Thursday, 13 April 2017

OUGD401 - Context of Practice Lecture 10

Consumerism: Persuasion , Society, Brand and Culture

Sigmund Freud was able to explain what drives us to spend and consume things. The development of psychoanalysis and his theory of human nature enabled greater understanding of why we do things.
His theory suggested that as a species we retain instinctive animal desires, anything that blocks our aims leads us to want to destroy them.

Civilisation constantly represses their desires in order to function within society, creating a sense of constant conflict.
The pleasure principle suggests that if we do things that we want we think we are happy.
The Id is the unconscious and the Ego is conscious.
Having dangerous desires is incompatible with being in a community meaning they have to be repressed.
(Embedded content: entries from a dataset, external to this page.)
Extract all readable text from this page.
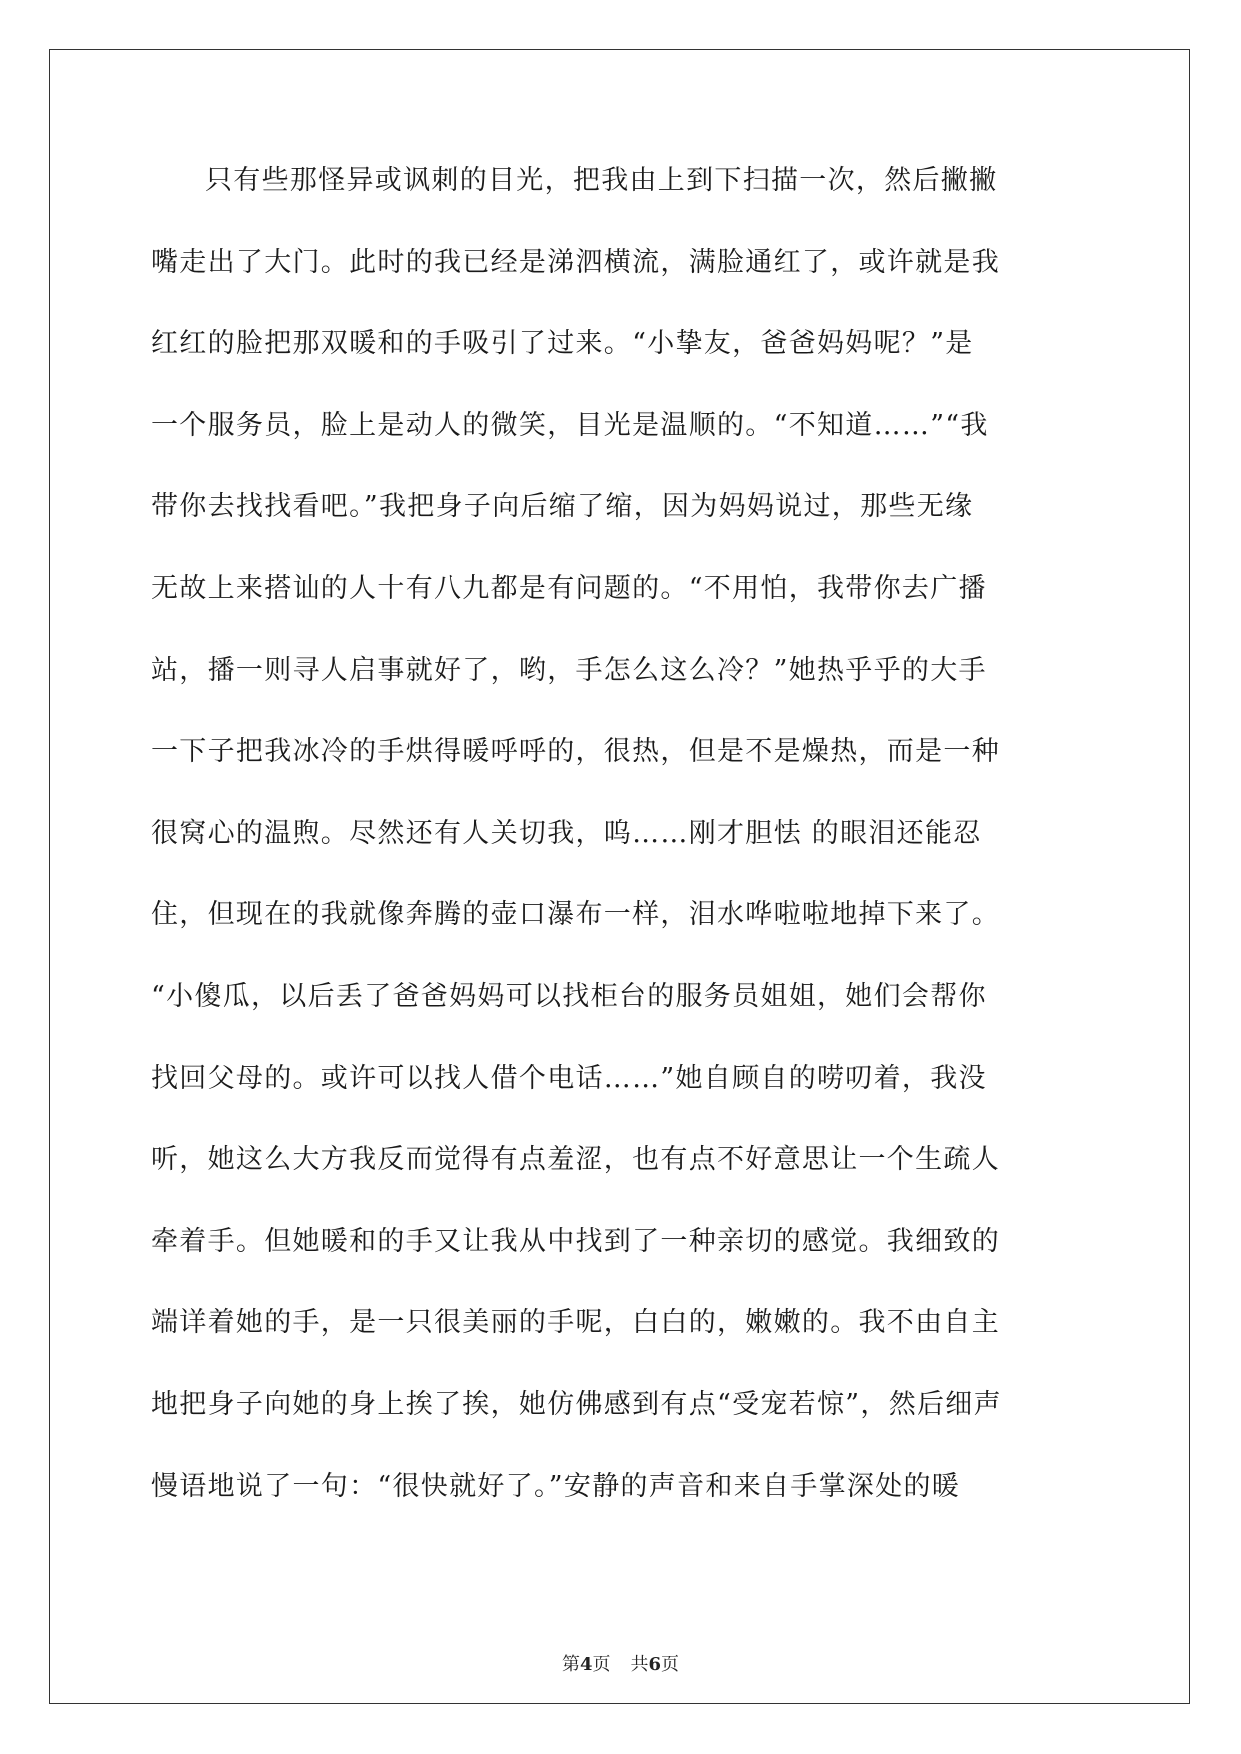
只有些那怪异或讽刺的目光，把我由上到下扫描一次，然后撇撇
嘴走出了大门。此时的我已经是涕泗横流，满脸通红了，或许就是我
红红的脸把那双暖和的手吸引了过来。“小挚友，爸爸妈妈呢？”是
一个服务员，脸上是动人的微笑，目光是温顺的。“不知道……”“我
带你去找找看吧。”我把身子向后缩了缩，因为妈妈说过，那些无缘
无故上来搭讪的人十有八九都是有问题的。“不用怕，我带你去广播
站，播一则寻人启事就好了，哟，手怎么这么冷？”她热乎乎的大手
一下子把我冰冷的手烘得暖呼呼的，很热，但是不是燥热，而是一种
很窝心的温煦。尽然还有人关切我，呜……刚才胆怯 的眼泪还能忍
住，但现在的我就像奔腾的壶口瀑布一样，泪水哗啦啦地掉下来了。
“小傻瓜，以后丢了爸爸妈妈可以找柜台的服务员姐姐，她们会帮你
找回父母的。或许可以找人借个电话……”她自顾自的唠叨着，我没
听，她这么大方我反而觉得有点羞涩，也有点不好意思让一个生疏人
牵着手。但她暖和的手又让我从中找到了一种亲切的感觉。我细致的
端详着她的手，是一只很美丽的手呢，白白的，嫩嫩的。我不由自主
地把身子向她的身上挨了挨，她仿佛感到有点“受宠若惊”，然后细声
慢语地说了一句：“很快就好了。”安静的声音和来自手掌深处的暖
第4页 共6页
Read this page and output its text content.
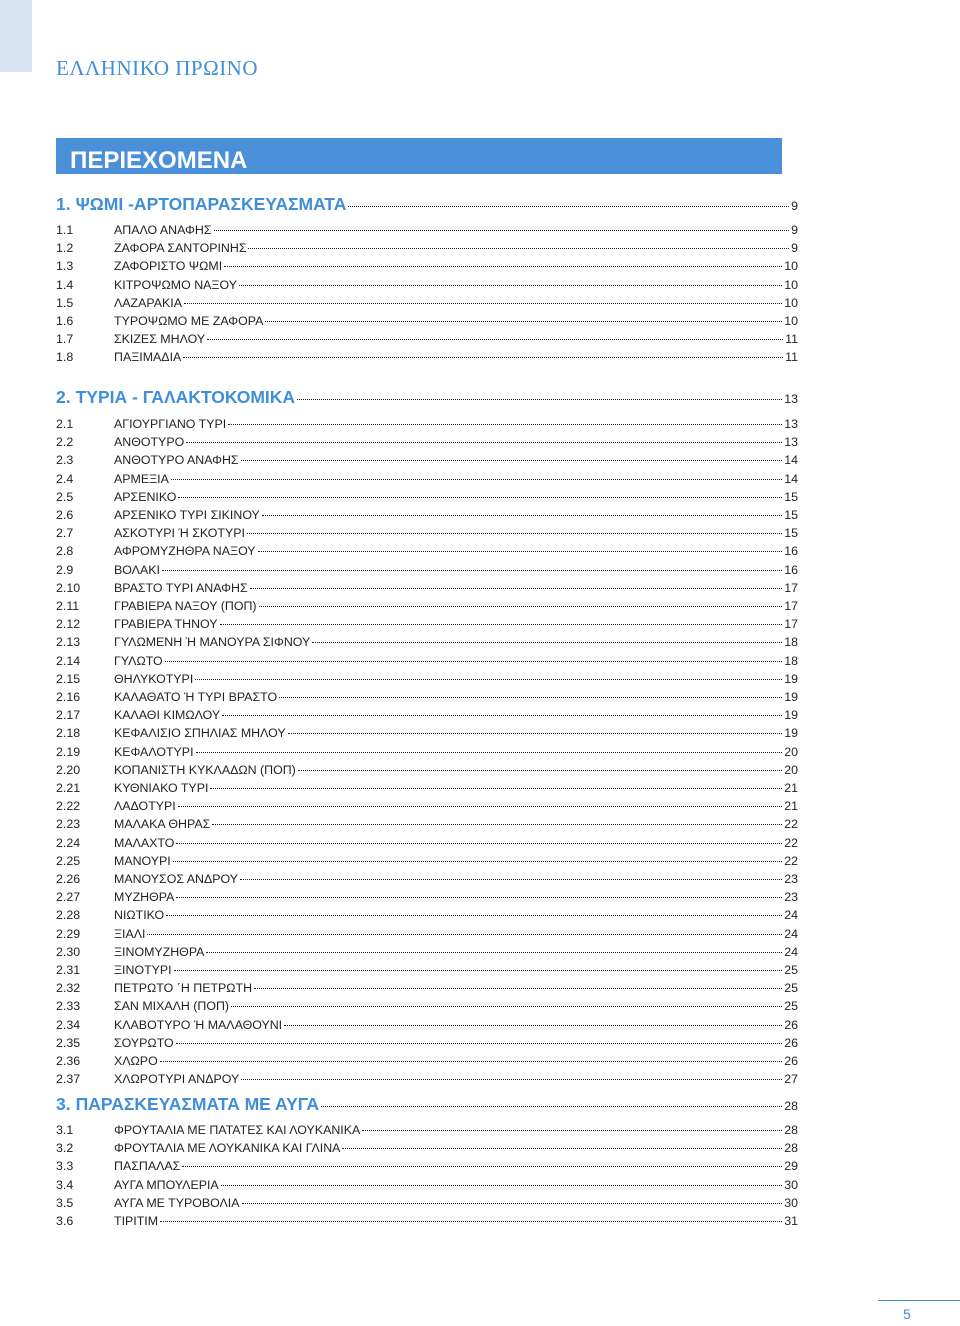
ΕΛΛΗΝΙΚΟ ΠΡΩΙΝΟ
ΠΕΡΙΕΧΟΜΕΝΑ
1. ΨΩΜΙ -ΑΡΤΟΠΑΡΑΣΚΕΥΑΣΜΑΤΑ	9
1.1	ΑΠΑΛΟ ΑΝΑΦΗΣ	9
1.2	ΖΑΦΟΡΑ ΣΑΝΤΟΡΙΝΗΣ	9
1.3	ΖΑΦΟΡΙΣΤΟ ΨΩΜΙ	10
1.4	ΚΙΤΡΟΨΩΜΟ ΝΑΞΟΥ	10
1.5	ΛΑΖΑΡΑΚΙΑ	10
1.6	ΤΥΡΟΨΩΜΟ ΜΕ ΖΑΦΟΡΑ	10
1.7	ΣΚΙΖΕΣ ΜΗΛΟΥ	11
1.8	ΠΑΞΙΜΑΔΙΑ	11
2. ΤΥΡΙΑ - ΓΑΛΑΚΤΟΚΟΜΙΚΑ	13
2.1	ΑΓΙΟΥΡΓΙΑΝΟ ΤΥΡΙ	13
2.2	ΑΝΘΟΤΥΡΟ	13
2.3	ΑΝΘΟΤΥΡΟ ΑΝΑΦΗΣ	14
2.4	ΑΡΜΕΞΙΑ	14
2.5	ΑΡΣΕΝΙΚΟ	15
2.6	ΑΡΣΕΝΙΚΟ ΤΥΡΙ ΣΙΚΙΝΟΥ	15
2.7	ΑΣΚΟΤΥΡΙ Ή ΣΚΟΤΥΡΙ	15
2.8	ΑΦΡΟΜΥΖΗΘΡΑ ΝΑΞΟΥ	16
2.9	ΒΟΛΑΚΙ	16
2.10	ΒΡΑΣΤΟ ΤΥΡΙ ΑΝΑΦΗΣ	17
2.11	ΓΡΑΒΙΕΡΑ ΝΑΞΟΥ (ΠΟΠ)	17
2.12	ΓΡΑΒΙΕΡΑ ΤΗΝΟΥ	17
2.13	ΓΥΛΩΜΕΝΗ Ή ΜΑΝΟΥΡΑ ΣΙΦΝΟΥ	18
2.14	ΓΥΛΩΤΟ	18
2.15	ΘΗΛΥΚΟΤΥΡΙ	19
2.16	ΚΑΛΑΘΑΤΟ Ή ΤΥΡΙ ΒΡΑΣΤΟ	19
2.17	ΚΑΛΑΘΙ ΚΙΜΩΛΟΥ	19
2.18	ΚΕΦΑΛΙΣΙΟ ΣΠΗΛΙΑΣ ΜΗΛΟΥ	19
2.19	ΚΕΦΑΛΟΤΥΡΙ	20
2.20	ΚΟΠΑΝΙΣΤΗ ΚΥΚΛΑΔΩΝ (ΠΟΠ)	20
2.21	ΚΥΘΝΙΑΚΟ ΤΥΡΙ	21
2.22	ΛΑΔΟΤΥΡΙ	21
2.23	ΜΑΛΑΚΑ ΘΗΡΑΣ	22
2.24	ΜΑΛΑΧΤΟ	22
2.25	ΜΑΝΟΥΡΙ	22
2.26	ΜΑΝΟΥΣΟΣ ΑΝΔΡΟΥ	23
2.27	ΜΥΖΗΘΡΑ	23
2.28	ΝΙΩΤΙΚΟ	24
2.29	ΞΙΑΛΙ	24
2.30	ΞΙΝΟΜΥΖΗΘΡΑ	24
2.31	ΞΙΝΟΤΥΡΙ	25
2.32	ΠΕΤΡΩΤΟ ΄Η ΠΕΤΡΩΤΗ	25
2.33	ΣΑΝ ΜΙΧΑΛΗ (ΠΟΠ)	25
2.34	ΚΛΑΒΟΤΥΡΟ Ή ΜΑΛΑΘΟΥΝΙ	26
2.35	ΣΟΥΡΩΤΟ	26
2.36	ΧΛΩΡΟ	26
2.37	ΧΛΩΡΟΤΥΡΙ ΑΝΔΡΟΥ	27
3. ΠΑΡΑΣΚΕΥΑΣΜΑΤΑ ΜΕ ΑΥΓΑ	28
3.1	ΦΡΟΥΤΑΛΙΑ ΜΕ ΠΑΤΑΤΕΣ ΚΑΙ ΛΟΥΚΑΝΙΚΑ	28
3.2	ΦΡΟΥΤΑΛΙΑ ΜΕ ΛΟΥΚΑΝΙΚΑ ΚΑΙ ΓΛΙΝΑ	28
3.3	ΠΑΣΠΑΛΑΣ	29
3.4	ΑΥΓΑ ΜΠΟΥΛΕΡΙΑ	30
3.5	ΑΥΓΑ ΜΕ ΤΥΡΟΒΟΛΙΑ	30
3.6	ΤΙΡΙΤΙΜ	31
5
If as a society we are continually repressed there is likely to be an eruption e.g.war.

Edward Bernays 
A press agent who used Freud's theories in advertising to sell products. Public relations became a new sector which looked at public opinion as a way of coming up with strategies to make products / brands popular. It was used as a way simulating propaganda for companies.

Politicians use public relations to make people like them
Celebrities are associated with people and products to make them more desirable.
The legacy of Bernays and PR can be felt in all aspects of 21st century society.

We realise desires through a thing, product or acting in a certain way.

Fordism
The speed of production increased in car factories through the changing technologies and mass production. There was a possible crisis of having too much stuff because of over saturation due to mass production. This meant people may not want to buy things as much anymore.

Companies need to brand themselves so they would stand out from similar products.
Giving products a persons name created an authentic and human feel rather than mechanised. This allowed for a unique identity to be created making it desirable.

Illusory idea that products will meet another desire aside from their function. People believe that the product will help them realise their ambitions. Products can be attached to a lifestyle that  people aspire to have so buy the product.

Marketing hidden needs (selling)
- emotional security
- reassurance of worth
- creative outlets
- love objects
- sense of power
- sense of roots
- immortality

Walter Lippmann
Believed that society could be organised to create a social system where people would behave and be passive.

If desires are met this makes people feel happy for a while. This creates a system where products make you think you are happy and content so therefore people act passively, but it is an illusion. It suggests that these things make our lives richer but actually they make us poorer in terms of money.

For capitalism to work a profit must be made. If too uch is produced but not enough sold this creates a depression.

Democracy and freedom are incompatible.

We believe through consumption our desires can be met.

To what extent are we 'free' in a Western Consumerist system.